What happens if Europe stands still?
If policy responses are half‑hearted or delayed, several scenarios could unfold:
- Growth nests around low single‑digit or sub‑one‑percent levels for years, making debt burdens heavier, public investment harder, and social spending under pressure.
- A gradual decline in export competitiveness as global peers move faster in digital/green sectors.
- Possible structural shifts: if manufacturing, especially in energy‑intensive industries, continues to lose ground, Europe could see de‑industrialisation in pockets and a hollowing out of its industrial base.
A call for urgency, not panic
While the tone of the outlook is sober, it does not signal imminent collapse. Instead, it is a call for urgency. The message to policymakers is clear: Europe must not assume that moderate growth is fine—it carries hidden risks and mounting costs.

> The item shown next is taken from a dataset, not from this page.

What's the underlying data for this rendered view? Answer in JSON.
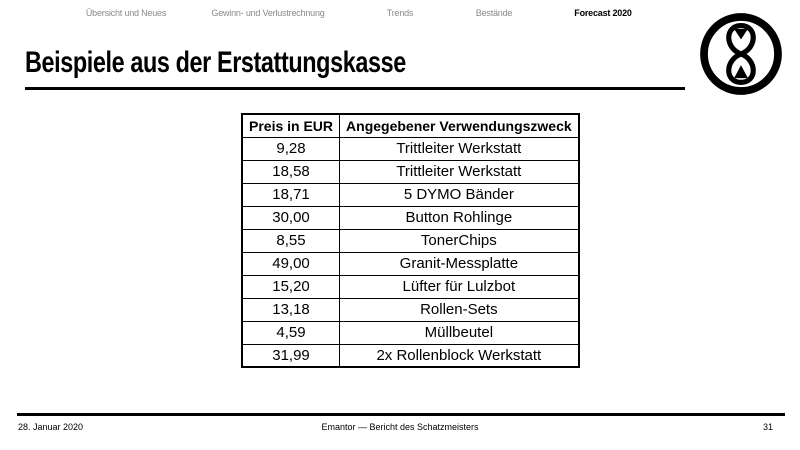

For business leaders, the signal is also clear: the environment is not about to “reset” to high‑growth norms. Competitiveness matters. The ability to invest, to adapt, to innovate at speed, will determine which firms thrive.
Key takeaway for the autumn
As Europe moves into the final months of the year, the autumn economic outlook serves as a reminder that modest growth is not sufficient—it can become a trap. With low growth, no rebound in sight, and structural headwinds mounting, the region must act now: invest decisively, reform boldly, and seize the opportunity before the “slow agony” becomes reality.